Dans leur étude publiée dans la revue scientifique Proceedings of National Academy of Sciences (PNAS), les scientifiques ont regroupé et analysé les données sur le choléra dans le monde depuis 1910 et ont analysé la phylogénie des sous-types de bactéries responsables des différentes pandémies. Leur étude conclue sur la coexistence de 12 embranchements génétiques de vibrio cholerae, dont certains regroupent plusieurs sérotypes. D'après l'étude, le passage d'une pandémie à une autre correspondrait à un "saut" d'un embranchement à un autre, mais en restant dans le même sérotype. Ainsi, le passage de la 6e pandémie (entre 1899 et 1923) à la la 7e épidémie (depuis 1965) est visible au niveau génétique (deux embranchements différents) mais se fait au sein du sérotype O1. Inversement, dans la dernière pandémie, la transition d'un clone à un autre au sein d'un épisode pandémique s'est faite par transfert génétique horizontal d'un clone à l'autre. Ainsi l'épisode épidémique récent en Afrique du Sud, aurait été causée par une souche hybride entre les biotypes "O1 classiques" et "O1El Tor". L'étude met également en avant l'implication de bactériophages (des virus infectant les bactéries) dans ce mécanisme de transfert génétique horizontal (d'un clone à l'autre, sans lien de parenté).

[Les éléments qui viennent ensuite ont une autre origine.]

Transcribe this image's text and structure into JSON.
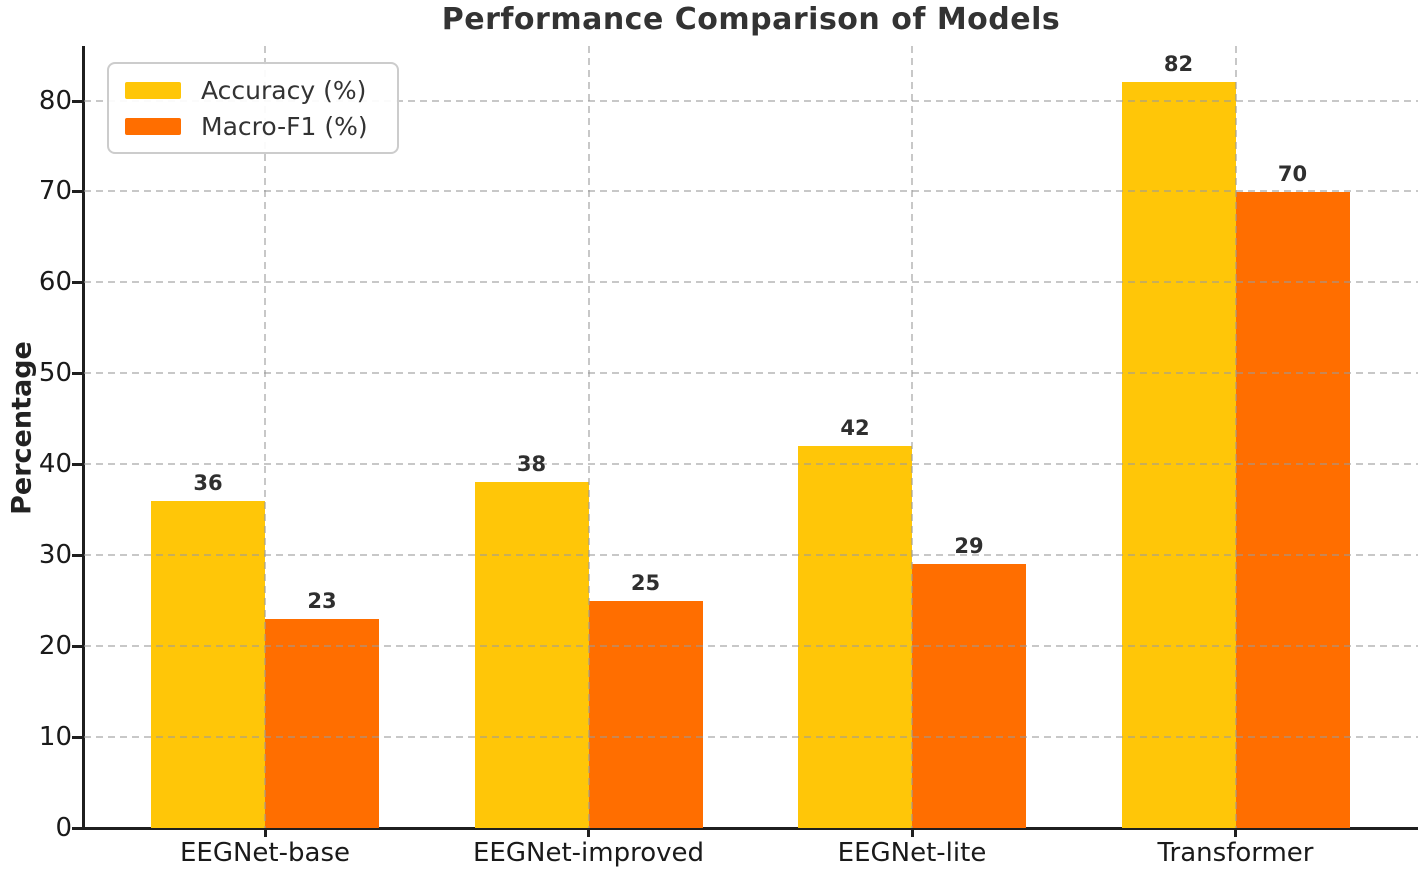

L'étude conclue que puisque Vibrio cholerae subissait des réarrangements génétiques importants par transfert entre clones génétiquement éloignés, c'était le génotype et non le sérotype qui devait être utilisé dans la définition des souches pathogènes de Vibrio cholerae. "En révélant le mécanisme de l'évolution de la maladie et en fournissant ce type de données utiles aux diagnostiques et au développement de vaccins, nous pensons contribuer à l'amélioration des efforts de prévention contre le choléra. Cette maladie mortelle tuant près de 120.000 personnes par an est difficile à contrôler, en particulier à cause de toutes ces mutations. Des avancées fondamentales sont toujours précieuses" indiquent les chercheurs.